Enterprise Zone Property Tax Exemption for Residential Property

The law requires municipalities to grant two types of property tax exemptions to taxpayers in enterprise zones who improve their properties. They must exempt 80% of the assessed value of newly constructed or improved factories, warehouses, banks, and other specified property for five years. The state reimburses municipalities for this revenue loss.

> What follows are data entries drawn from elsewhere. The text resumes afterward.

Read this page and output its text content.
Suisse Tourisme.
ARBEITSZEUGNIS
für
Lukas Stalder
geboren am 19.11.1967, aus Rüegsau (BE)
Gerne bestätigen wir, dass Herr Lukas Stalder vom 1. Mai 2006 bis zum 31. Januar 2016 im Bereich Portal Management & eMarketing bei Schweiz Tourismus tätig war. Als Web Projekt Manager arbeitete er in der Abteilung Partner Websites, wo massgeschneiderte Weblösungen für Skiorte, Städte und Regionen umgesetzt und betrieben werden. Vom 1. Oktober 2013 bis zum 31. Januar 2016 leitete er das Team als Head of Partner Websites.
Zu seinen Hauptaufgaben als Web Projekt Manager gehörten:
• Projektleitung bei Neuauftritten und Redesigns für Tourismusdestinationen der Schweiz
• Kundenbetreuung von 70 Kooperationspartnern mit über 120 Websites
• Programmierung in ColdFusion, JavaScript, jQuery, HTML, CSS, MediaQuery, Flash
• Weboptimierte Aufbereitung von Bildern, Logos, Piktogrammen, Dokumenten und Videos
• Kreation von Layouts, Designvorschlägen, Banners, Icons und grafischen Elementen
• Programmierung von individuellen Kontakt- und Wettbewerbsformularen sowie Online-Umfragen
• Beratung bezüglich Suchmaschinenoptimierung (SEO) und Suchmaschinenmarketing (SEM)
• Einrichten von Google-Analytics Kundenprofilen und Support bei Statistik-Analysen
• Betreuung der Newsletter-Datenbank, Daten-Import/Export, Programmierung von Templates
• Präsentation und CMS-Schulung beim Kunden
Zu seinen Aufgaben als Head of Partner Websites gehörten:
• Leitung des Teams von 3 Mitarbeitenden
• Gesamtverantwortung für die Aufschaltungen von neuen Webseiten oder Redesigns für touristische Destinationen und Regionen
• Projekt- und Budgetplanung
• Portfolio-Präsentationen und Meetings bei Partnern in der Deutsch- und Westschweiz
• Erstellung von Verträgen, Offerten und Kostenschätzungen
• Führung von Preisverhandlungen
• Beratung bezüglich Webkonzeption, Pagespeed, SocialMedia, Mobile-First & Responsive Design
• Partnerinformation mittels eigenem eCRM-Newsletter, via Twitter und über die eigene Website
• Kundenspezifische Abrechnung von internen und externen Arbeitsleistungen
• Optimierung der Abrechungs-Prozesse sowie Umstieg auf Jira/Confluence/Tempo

Municipalities must also exempt a portion of the assessed value of other types of property, but under a different schedule. Homes, apartments, stores, offices, and other types of property ineligible for the five-year, 80% exemption, qualify for a seven-year exemption. The exemption is 100% of the improvement's assessed value in the first two years; it drops to 50% in the third, and declines by 10% per year in each of the remaining four years. The state does not reimburse municipalities for this revenue loss.

Related Acts

PA 09-166 delays for two years, the Program Review and Investigations Committee's review of agencies and programs the sunset law terminates on specified dates. The termination happens after the review, unless the legislature reestablishes the agencies and programs.

PA 09-93 makes identical changes to the enterprise zone program.

PA 09-233 requires DECD to include an assessment of the Biodiesel Producer Incentive and the Fuel Diversification Grant programs in its comprehensive annual report to the legislature.